Botox® (onabotulinum toxin A) was licensed specifically for the treatment of chronic migraine in July 2010 by the Medicines and Healthcare products Regulatory Agency (MHRA).
Botox® has not as yet, been shown to be effective for any other headache type (e.g. episodic migraine, tension-type headache, cluster headache).
What is botulinum toxin?
Botulinum toxin in high doses causes Botulism, a paralysis of the muscles. It was first described in 1817. In 1895, Clostridium botulinum was isolated as the bacterium responsible.
Seven different subtypes of botulinum toxin (A-G) are known. A highly dilute preparation of botulinum toxin type A (Botox®) was introduced in clinical practice in the 1970s and 1980s to treat squint and blepharospasm. It has since then been used in other areas of medicine such as dystonia (including writer’s cramp), post-stroke spasticity, and hyperhidrosis. Other botulinum toxin preparations are available, both of type A (Dysport and Xeomin) and type B (Neurobloc or Myobloc), but these have never been tested in headache disorders.

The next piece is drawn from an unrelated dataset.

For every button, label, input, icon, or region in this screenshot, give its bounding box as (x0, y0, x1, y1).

Botulinum toxin and headache
In the mid-1990s a number of people reported improvement in headaches in patients receiving botulinum toxin for other reasons. Well-conducted clinical trials of botulinum toxin in various types of headache followed, but with generally disappointing results.
However on more detailed analysis the results did suggest that there might be a subgroup of patients with chronic migraine who could benefit, and the Two Phase 3 Research Evaluating Migraine Prophylaxis Therapy (PREEMPT) trials followed.

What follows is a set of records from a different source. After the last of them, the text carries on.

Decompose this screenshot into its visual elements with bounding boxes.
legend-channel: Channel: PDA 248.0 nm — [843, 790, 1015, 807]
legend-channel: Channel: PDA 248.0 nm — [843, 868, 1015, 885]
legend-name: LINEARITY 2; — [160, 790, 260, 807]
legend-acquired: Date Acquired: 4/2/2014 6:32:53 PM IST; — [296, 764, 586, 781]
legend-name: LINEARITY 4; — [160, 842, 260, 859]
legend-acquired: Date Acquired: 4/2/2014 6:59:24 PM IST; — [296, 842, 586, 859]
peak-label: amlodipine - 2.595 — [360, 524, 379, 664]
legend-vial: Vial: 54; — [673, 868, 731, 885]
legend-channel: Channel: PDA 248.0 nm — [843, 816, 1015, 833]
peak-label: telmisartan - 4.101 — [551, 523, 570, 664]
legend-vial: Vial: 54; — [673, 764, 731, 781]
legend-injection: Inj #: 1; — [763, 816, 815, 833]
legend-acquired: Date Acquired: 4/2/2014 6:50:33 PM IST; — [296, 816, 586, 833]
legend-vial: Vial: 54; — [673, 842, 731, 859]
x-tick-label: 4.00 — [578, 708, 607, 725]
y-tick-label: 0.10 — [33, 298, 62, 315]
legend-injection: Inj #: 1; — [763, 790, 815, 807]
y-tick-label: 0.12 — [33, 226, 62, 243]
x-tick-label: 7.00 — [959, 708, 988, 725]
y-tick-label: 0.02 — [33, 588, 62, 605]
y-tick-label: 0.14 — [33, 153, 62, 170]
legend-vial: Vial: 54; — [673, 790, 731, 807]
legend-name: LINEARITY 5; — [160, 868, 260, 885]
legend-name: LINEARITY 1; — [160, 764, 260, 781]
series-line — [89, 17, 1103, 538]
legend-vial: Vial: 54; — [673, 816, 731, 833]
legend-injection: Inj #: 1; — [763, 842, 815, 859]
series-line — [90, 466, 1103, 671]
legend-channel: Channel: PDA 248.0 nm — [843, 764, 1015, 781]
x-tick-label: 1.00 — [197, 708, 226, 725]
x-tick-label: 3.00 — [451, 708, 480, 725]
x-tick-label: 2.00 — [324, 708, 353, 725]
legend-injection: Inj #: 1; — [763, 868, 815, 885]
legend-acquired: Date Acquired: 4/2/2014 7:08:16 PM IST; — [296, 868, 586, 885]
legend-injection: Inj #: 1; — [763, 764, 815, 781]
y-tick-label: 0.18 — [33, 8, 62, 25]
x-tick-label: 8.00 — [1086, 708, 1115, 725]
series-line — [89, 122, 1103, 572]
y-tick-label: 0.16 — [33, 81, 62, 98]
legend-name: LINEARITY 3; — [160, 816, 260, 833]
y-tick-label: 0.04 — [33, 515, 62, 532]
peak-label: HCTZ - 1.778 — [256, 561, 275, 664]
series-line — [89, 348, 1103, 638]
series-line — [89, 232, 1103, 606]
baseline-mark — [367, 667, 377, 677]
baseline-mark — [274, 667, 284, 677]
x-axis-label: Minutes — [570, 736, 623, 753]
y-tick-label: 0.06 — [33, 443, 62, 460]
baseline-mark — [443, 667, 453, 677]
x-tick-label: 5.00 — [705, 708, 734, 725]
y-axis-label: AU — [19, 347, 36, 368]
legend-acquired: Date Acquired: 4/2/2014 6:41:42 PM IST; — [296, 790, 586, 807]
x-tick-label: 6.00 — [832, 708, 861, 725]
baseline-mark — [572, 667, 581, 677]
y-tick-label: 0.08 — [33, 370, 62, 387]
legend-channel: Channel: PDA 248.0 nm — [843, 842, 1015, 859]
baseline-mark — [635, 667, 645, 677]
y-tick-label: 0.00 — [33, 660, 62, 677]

These trials recruited 1384 patients with chronic migraine, randomised to treatment with Botox® or placebo. These patients were suffering on average 20 days of headache each month, of which 18 were moderate or severe. Those randomised to Botox® received fixed-site, fixed dose injections every 12 weeks over 56 weeks. These injections covered seven specific areas of the head and neck, with a total dose of between 155-195 units.

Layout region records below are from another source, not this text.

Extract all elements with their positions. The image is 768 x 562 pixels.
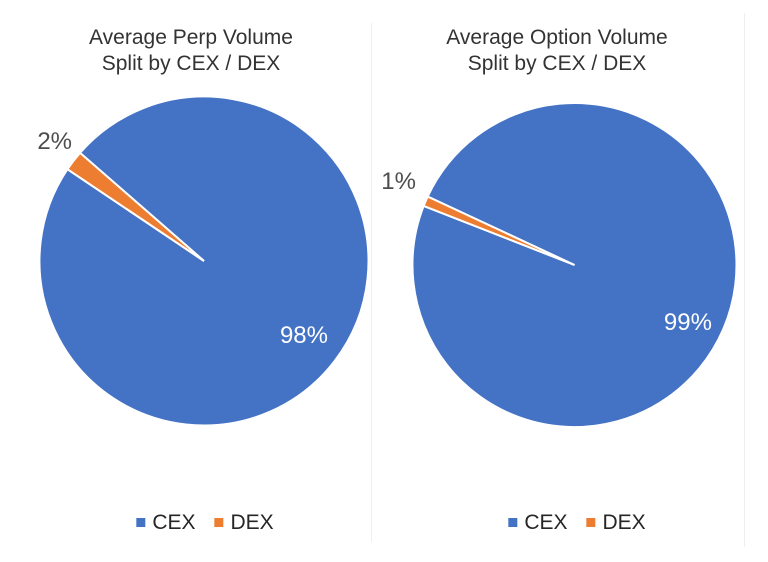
option-chart-title-line1: Average Option Volume	[446, 26, 668, 49]
left-chart-frame-border	[371, 23, 372, 542]
perp-chart-title-line1: Average Perp Volume	[89, 26, 293, 49]
legend-label-cex: CEX	[152, 511, 196, 534]
option-chart-legend: CEX DEX	[508, 511, 646, 534]
legend-item-dex: DEX	[214, 511, 274, 534]
perp-chart-title: Average Perp Volume Split by CEX / DEX	[89, 25, 293, 77]
cex-color-swatch	[508, 518, 518, 527]
perp-chart-legend: CEX DEX	[136, 511, 274, 534]
option-chart-title: Average Option Volume Split by CEX / DEX	[446, 25, 667, 77]
perp-chart-title-line2: Split by CEX / DEX	[101, 52, 281, 75]
dex-color-swatch	[586, 518, 596, 527]
right-chart-frame-border	[744, 13, 745, 547]
option-dex-data-label: 1%	[381, 168, 416, 196]
legend-item-cex: CEX	[508, 511, 568, 534]
legend-label-cex: CEX	[524, 511, 568, 534]
legend-item-cex: CEX	[136, 511, 196, 534]
perp-cex-data-label: 98%	[279, 322, 328, 350]
legend-label-dex: DEX	[602, 511, 646, 534]
perp-dex-data-label: 2%	[37, 128, 72, 156]
legend-label-dex: DEX	[230, 511, 274, 534]
legend-item-dex: DEX	[586, 511, 646, 534]
pie-slice-dex	[422, 195, 575, 266]
dex-color-swatch	[214, 518, 224, 527]
pie-slice-dex	[66, 151, 205, 262]
option-cex-data-label: 99%	[663, 308, 712, 336]
cex-color-swatch	[136, 518, 146, 527]
option-chart-title-line2: Split by CEX / DEX	[467, 52, 647, 75]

At six months, after two cycles of treatment, those treated with Botox® had on average eight less days of headache each month. After 12 months, 70% of those treated had ≤50% the number of headaches that they had done originally. Botox® was well-tolerated, the commonest side effects being neck pain (6.7%), muscular weakness (5.5%), and drooping of the eyelid (3.3%). No serious irreversible side effects have ever been reported in trials of Botox® in headache.
How does botulinum toxin work in chronic migraine?
We don’t as yet know exactly how it works. It does not appear to work by relaxing overactivemuscles as it does in other conditions. It is believed to inhibit the release of peripheral nociceptive neurotransmitters, which may then have a knock-on effect on the central pain processing systems that generate migraine headaches.
Is Botox® right for me?
It is essential you discuss your options and suitability for treatment with a medical practitioner experienced in the diagnosis and management of headaches before making your informed decision. Be aware, rules differ in Scotland.